Give everyone a boost.
Tomatoes in particular always love a good mulching. Spread a few inches of compost and cover with a few inches of straw. It’s also a good time to spread a layer of compost over your perennial flowers, fruits and vegetables before they become overgrow and difficult to work around.
Divide and multiply
Take cuttings of perennial herbs.
Established lavender, rosemary, sage, and other perennial herbs are loving the warm weather. With the warm weather, comes a flush of new growth. This soft new growth is perfect for taking cuttings to multiply. Avoid cutting lavender once it starts to send out flower buds.
Dig and divide iris when they finish blooming.

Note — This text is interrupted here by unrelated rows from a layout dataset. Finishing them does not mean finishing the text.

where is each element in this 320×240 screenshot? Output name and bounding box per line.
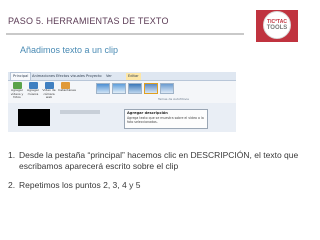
add-music-button: Agregar música [26, 82, 40, 96]
webcam-video-label: Vídeo de cámara web [42, 88, 56, 99]
tab-efectos-visuales: Efectos visuales [56, 74, 85, 78]
tab-principal: Principal [10, 72, 32, 80]
slide-title: PASO 5. HERRAMIENTAS DE TEXTO [8, 16, 169, 26]
automovie-theme-thumbnail [112, 83, 126, 94]
tooltip-body: Agrega texto que se muestra sobre el víd… [127, 116, 204, 124]
add-music-label: Agregar música [27, 88, 39, 96]
tab-animaciones: Animaciones [32, 74, 55, 78]
step-number: 1. [8, 150, 16, 160]
automovie-themes-label: Temas de AutoMovie [158, 97, 189, 101]
add-videos-photos-button: Agregar vídeos y fotos [10, 82, 24, 100]
webcam-video-button: Vídeo de cámara web [42, 82, 56, 100]
automovie-theme-thumbnail [128, 83, 142, 94]
list-item: 2. Repetimos los puntos 2, 3, 4 y 5 [8, 180, 314, 191]
title-underline [6, 33, 244, 35]
automovie-theme-thumbnail [96, 83, 110, 94]
list-item: 1. Desde la pestaña “principal” hacemos … [8, 150, 314, 172]
automovie-theme-thumbnail [160, 83, 174, 94]
storyboard-strip [60, 110, 100, 114]
logo-text-bottom: TOOLS [266, 24, 288, 31]
tab-proyecto: Proyecto [86, 74, 102, 78]
instruction-list: 1. Desde la pestaña “principal” hacemos … [8, 150, 314, 191]
ribbon-tabs: Principal Animaciones Efectos visuales P… [8, 72, 236, 81]
step-text: Repetimos los puntos 2, 3, 4 y 5 [19, 180, 141, 190]
tab-ver: Ver [106, 74, 112, 78]
movie-maker-screenshot: Principal Animaciones Efectos visuales P… [8, 72, 236, 132]
tab-editar: Editar [126, 73, 141, 80]
ribbon-toolbar: Agregar vídeos y fotos Agregar música Ví… [8, 81, 236, 103]
snapshot-button: Instantánea [58, 82, 76, 93]
tictac-tools-logo: TIC*TAC TOOLS [263, 11, 291, 39]
add-caption-tooltip: Agregar descripción Agrega texto que se … [124, 109, 208, 129]
add-videos-photos-label: Agregar vídeos y fotos [10, 88, 24, 99]
video-preview [18, 109, 50, 126]
step-text: Desde la pestaña “principal” hacemos cli… [19, 150, 299, 171]
snapshot-label: Instantánea [58, 88, 76, 92]
slide-subtitle: Añadimos texto a un clip [20, 45, 119, 55]
step-number: 2. [8, 180, 16, 190]
automovie-theme-thumbnail [144, 83, 158, 94]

Once your iris have finished their showy spring, they focus their efforts on growth. Before the summer heat hits, iris can be dug and gently divided. If the amount of iris flowers have decreased, dividing them up can reinvigorate your plants giving you more blooms next year. Replant the extra rhizomes in other areas or share them with friends.
Apply beneficial nematodes
If you spent all of last year battling one devastating pest after another, it may be time to consider apply beneficial nematodes. Beneficial nematodes are microscopic roundworms that occur naturally in soils. Nematodes are a completely natural method of killing off many garden pests without harming the beneficial insects. The majority of beetles, weevils, borers, fleas, ticks, and ants can be kept under control with regular applications.
Let the harvest begin.
By now if you had planted lettuce, kale, collards, or other greens, they may be overflowing. Pick them like crazy before they bolt (though, those flowers are tasty), when the hot weather rolls in. As long as it’s well established, keep your asparagus well picked to ensure it keeps producing. Seasoned rhubarb should be coming in strong by now. Pick it before it gets too large while the stems are still tender and young. Harvesting our first big salads has to be one of my favorite May garden chores.